Escobar Indie Pictures Runtime: 98 minutes Rated: No MPAA rating Director: Joe Castro Writer: Joe Castro Starring: Brinke Stevens, Nick Principe, Cleve Hall Action | Adventure | Horror | Thriller |
The Summer of Massacre is an independent horror film that unabashedly aims to be the world record-holder for most on-screen kills in a movie (claiming 155, respectively). This hellish use of tape is the product of the unholy union of editor Steven Escobar and Cult Movies Magazine editor “Schroeder,” under the direction of special effects guru Joe Castro, the guy who brought us Legend of the Chupacabra (2000) and Terror Toons (2002).
After a brief opening, the film is divided into four sub-stories or chapters that give us the carnage from different perspectives and characters. These chapters are...
Chapter 1: Rampage
Chapter 2: Lump
Chapter 3: Son of the Boogieman
Chapter 4: Burn
This makes it practically impossible to give a synopsis, so I’ll leave it at “all sorts of people die violently in this movie.” There, there’s your synopsis.

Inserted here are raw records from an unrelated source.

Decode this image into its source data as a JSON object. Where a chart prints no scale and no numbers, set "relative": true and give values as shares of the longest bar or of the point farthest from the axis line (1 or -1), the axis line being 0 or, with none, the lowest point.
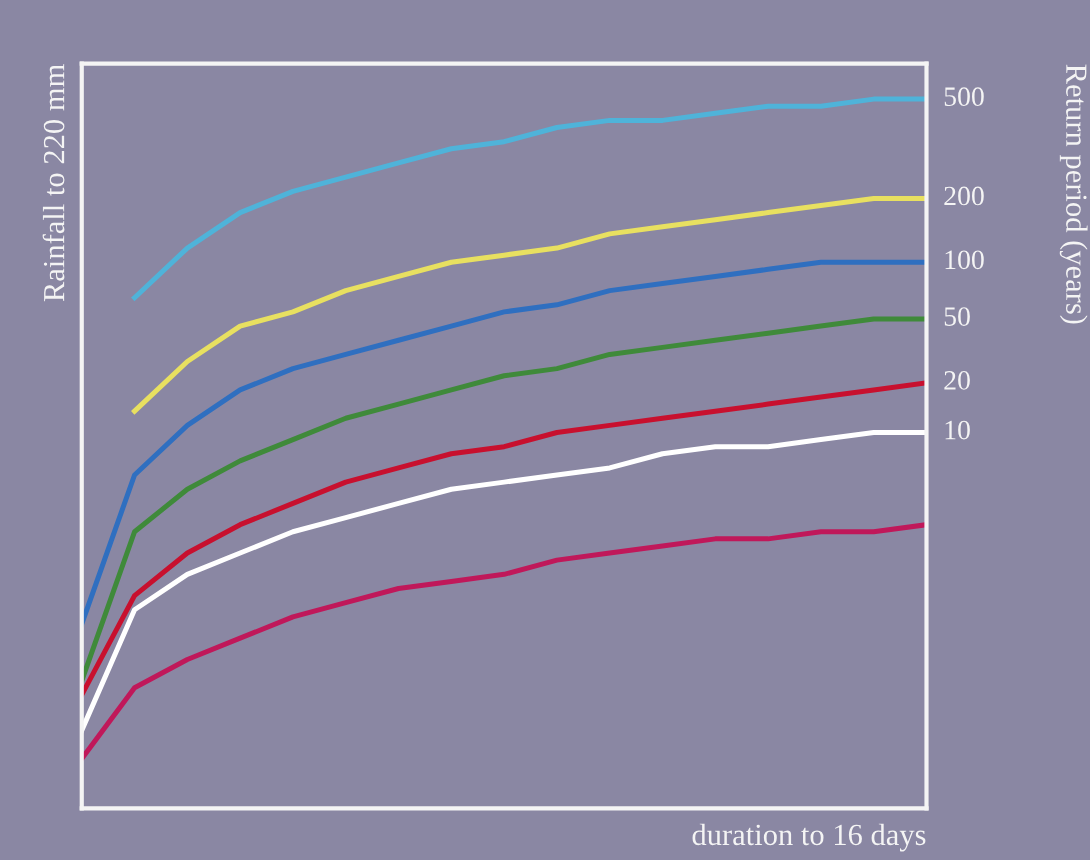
{
  "chart_data": {
    "type": "line",
    "relative": true,
    "ylabel": "Rainfall to 220 mm",
    "xlabel": "duration to 16 days",
    "y2label": "Return period (years)",
    "grid": false,
    "legend": false,
    "marker": "none",
    "line_style": "solid",
    "categories": [
      null,
      null,
      null,
      null,
      null,
      null,
      null,
      null,
      null,
      null,
      null,
      null,
      null,
      null,
      null,
      null,
      null
    ],
    "series": [
      {
        "name": "500",
        "color": "#4fb3d9",
        "values": [
          null,
          0.72,
          0.79,
          0.84,
          0.87,
          0.89,
          0.91,
          0.93,
          0.94,
          0.96,
          0.97,
          0.97,
          0.98,
          0.99,
          0.99,
          1.0,
          1.0
        ]
      },
      {
        "name": "200",
        "color": "#e8e060",
        "values": [
          null,
          0.56,
          0.63,
          0.68,
          0.7,
          0.73,
          0.75,
          0.77,
          0.78,
          0.79,
          0.81,
          0.82,
          0.83,
          0.84,
          0.85,
          0.86,
          0.86
        ]
      },
      {
        "name": "100",
        "color": "#2f6fc0",
        "values": [
          0.26,
          0.47,
          0.54,
          0.59,
          0.62,
          0.64,
          0.66,
          0.68,
          0.7,
          0.71,
          0.73,
          0.74,
          0.75,
          0.76,
          0.77,
          0.77,
          0.77
        ]
      },
      {
        "name": "50",
        "color": "#3f8a3a",
        "values": [
          0.18,
          0.39,
          0.45,
          0.49,
          0.52,
          0.55,
          0.57,
          0.59,
          0.61,
          0.62,
          0.64,
          0.65,
          0.66,
          0.67,
          0.68,
          0.69,
          0.69
        ]
      },
      {
        "name": "20",
        "color": "#c8102e",
        "values": [
          0.16,
          0.3,
          0.36,
          0.4,
          0.43,
          0.46,
          0.48,
          0.5,
          0.51,
          0.53,
          0.54,
          0.55,
          0.56,
          0.57,
          0.58,
          0.59,
          0.6
        ]
      },
      {
        "name": "10",
        "color": "#ffffff",
        "values": [
          0.11,
          0.28,
          0.33,
          0.36,
          0.39,
          0.41,
          0.43,
          0.45,
          0.46,
          0.47,
          0.48,
          0.5,
          0.51,
          0.51,
          0.52,
          0.53,
          0.53
        ]
      },
      {
        "color": "#c0185a",
        "values": [
          0.07,
          0.17,
          0.21,
          0.24,
          0.27,
          0.29,
          0.31,
          0.32,
          0.33,
          0.35,
          0.36,
          0.37,
          0.38,
          0.38,
          0.39,
          0.39,
          0.4
        ]
      }
    ]
  }
}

Oh, and if you need more, just ask yourself if you want more since two of the sub-stories in the movie involve a well-groomed white guy beaten and robbed by other well-groomed white guys somehow turning him into a rampaging zombie and two persecuted homosexual firefighters who spend their undead years burning campers alive. So this is not stuff you want to know about, much less see.

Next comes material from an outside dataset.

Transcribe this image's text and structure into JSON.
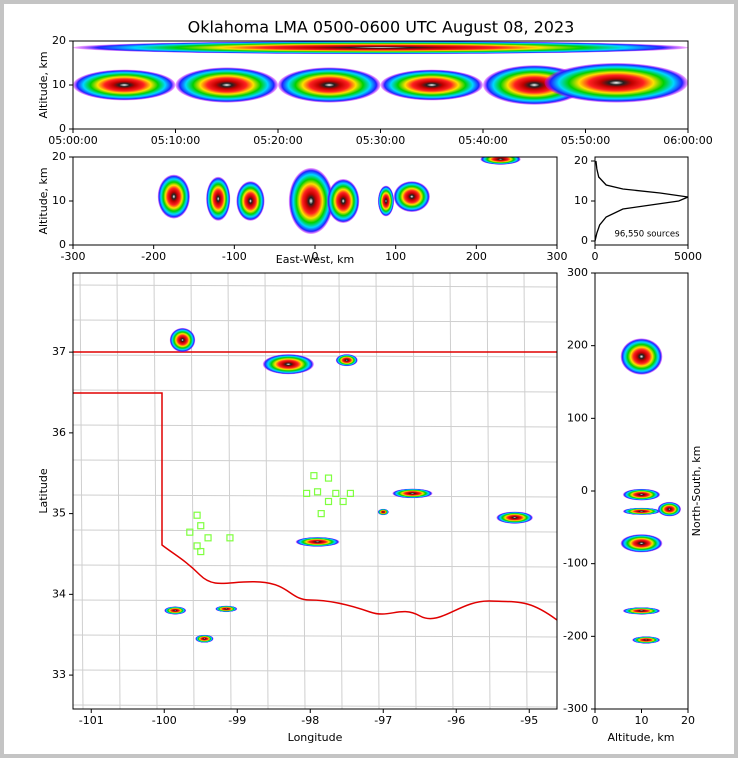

So suffice it to say, we’re dealing with on-screen, graphic deaths (but never like we can appreciate them). These deaths happen by: slicing, tearing, ripping, gashing, stabbing, impaling, beating, squishing, choking, burning, staking, cutting, hacking, dismembering, decapitating, hanging, bashing, dicing, chopping, crushing, pounding, spearing, scalping, and suffocating (and I’ve probably left out a few).
Problem is, even for a thousand-mile-an-hour murder marathon, these deaths mean nothing without some kind of story to make them make sense. But make sense this film can and does NOT. An OD’d hippie’s acid trip makes much more sense than this distortion of Hollywood Halloween icons for demented people.

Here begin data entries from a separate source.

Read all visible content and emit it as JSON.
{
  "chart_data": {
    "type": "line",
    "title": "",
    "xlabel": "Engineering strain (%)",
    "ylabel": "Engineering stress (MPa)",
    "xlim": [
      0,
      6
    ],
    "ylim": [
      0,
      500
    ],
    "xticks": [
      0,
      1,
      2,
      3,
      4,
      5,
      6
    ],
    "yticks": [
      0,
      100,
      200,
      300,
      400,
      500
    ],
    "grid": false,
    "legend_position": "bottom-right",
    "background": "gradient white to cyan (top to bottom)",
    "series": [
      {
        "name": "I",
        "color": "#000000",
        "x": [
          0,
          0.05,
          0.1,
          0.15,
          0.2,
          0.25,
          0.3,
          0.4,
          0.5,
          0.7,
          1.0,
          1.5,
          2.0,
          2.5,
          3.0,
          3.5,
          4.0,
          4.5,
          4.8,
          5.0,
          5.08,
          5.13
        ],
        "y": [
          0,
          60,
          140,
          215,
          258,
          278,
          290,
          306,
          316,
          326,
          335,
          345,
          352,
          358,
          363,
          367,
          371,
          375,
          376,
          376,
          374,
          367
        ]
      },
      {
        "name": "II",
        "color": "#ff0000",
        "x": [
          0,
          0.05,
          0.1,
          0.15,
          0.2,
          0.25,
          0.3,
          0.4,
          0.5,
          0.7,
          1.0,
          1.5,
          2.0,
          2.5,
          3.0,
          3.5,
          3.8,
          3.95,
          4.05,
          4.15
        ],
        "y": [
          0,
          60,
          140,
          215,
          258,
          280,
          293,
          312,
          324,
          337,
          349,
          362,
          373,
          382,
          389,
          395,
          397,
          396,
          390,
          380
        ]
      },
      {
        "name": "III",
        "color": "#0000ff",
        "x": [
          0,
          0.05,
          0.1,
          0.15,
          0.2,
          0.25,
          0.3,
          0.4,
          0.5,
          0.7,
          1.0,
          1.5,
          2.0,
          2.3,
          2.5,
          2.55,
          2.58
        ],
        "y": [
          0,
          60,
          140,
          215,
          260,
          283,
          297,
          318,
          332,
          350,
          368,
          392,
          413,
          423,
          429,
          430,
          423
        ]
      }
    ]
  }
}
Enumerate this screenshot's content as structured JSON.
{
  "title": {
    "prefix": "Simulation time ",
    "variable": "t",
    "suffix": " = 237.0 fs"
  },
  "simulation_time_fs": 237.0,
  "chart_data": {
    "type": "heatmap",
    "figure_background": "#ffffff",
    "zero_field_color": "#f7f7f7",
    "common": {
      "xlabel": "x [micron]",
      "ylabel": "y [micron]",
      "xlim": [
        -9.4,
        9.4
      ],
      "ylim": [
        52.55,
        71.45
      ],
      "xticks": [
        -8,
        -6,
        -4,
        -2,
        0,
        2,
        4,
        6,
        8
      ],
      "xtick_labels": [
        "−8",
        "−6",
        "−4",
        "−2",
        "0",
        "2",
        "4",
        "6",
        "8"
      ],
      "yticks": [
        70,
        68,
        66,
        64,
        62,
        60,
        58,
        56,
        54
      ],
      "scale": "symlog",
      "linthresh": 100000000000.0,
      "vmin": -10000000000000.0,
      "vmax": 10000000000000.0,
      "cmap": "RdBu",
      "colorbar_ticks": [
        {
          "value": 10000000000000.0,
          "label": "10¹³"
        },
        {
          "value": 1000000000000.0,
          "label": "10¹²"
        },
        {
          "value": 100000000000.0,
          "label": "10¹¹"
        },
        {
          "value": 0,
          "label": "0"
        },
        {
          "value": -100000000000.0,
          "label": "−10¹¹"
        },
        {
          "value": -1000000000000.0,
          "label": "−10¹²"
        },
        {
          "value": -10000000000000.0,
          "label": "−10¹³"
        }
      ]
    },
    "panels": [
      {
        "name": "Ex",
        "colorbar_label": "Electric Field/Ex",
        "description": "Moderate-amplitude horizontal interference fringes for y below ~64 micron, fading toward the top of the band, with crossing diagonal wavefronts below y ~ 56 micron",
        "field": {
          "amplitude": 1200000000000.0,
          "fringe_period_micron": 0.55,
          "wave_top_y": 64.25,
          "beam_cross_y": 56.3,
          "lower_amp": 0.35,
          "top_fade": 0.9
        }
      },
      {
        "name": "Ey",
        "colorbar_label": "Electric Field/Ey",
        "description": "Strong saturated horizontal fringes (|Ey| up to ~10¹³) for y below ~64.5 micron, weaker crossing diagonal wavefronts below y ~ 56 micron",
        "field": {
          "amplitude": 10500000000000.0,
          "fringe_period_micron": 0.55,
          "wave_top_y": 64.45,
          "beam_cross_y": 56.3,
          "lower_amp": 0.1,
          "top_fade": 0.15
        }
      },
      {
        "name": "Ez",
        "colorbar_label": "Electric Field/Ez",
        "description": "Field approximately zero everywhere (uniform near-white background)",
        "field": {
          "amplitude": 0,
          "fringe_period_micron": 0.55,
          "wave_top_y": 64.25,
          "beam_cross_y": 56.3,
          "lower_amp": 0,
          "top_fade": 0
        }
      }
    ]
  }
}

I’m not joking when I say this film was an all-out assault on my senses, and possibly on the concept of creativity itself. I fought the urge multiple times to turn it off (really bad urges). Damn the review! Few movies have managed to be so loathsome, so un-relatable, so unlikable, so distasteful, and so pointless in such hideous train-wreck fashion that they leave the viewer with this much of an overwhelming feeling of time wasted. It hits every bad mark and none of the good ones. Most of the special effects are lazy, blotch-over jobs of color and graphics, which, in addition to not looking credible, give the movie the feel of being a commercial for an energy drink, pitched to sleep-deprived college students and workaholics.
What we have here is a pristine example of why not everyone with an idea to make a movie should make a movie. This convolution of language and imagery has no plot, but not only that, there is not one credibly salvageable idea in the whole badly acted, stinking mess.
After watching it, I felt like I’d been kidnapped and taken to a filthy hospital in Columbia, beaten over the head with a nightstick by a corrupt cop, and left facedown and half-conscious over a patient’s bed pan. I’m not being colorful or cute when I say watching this was one of the cinematically worst experiences of my life.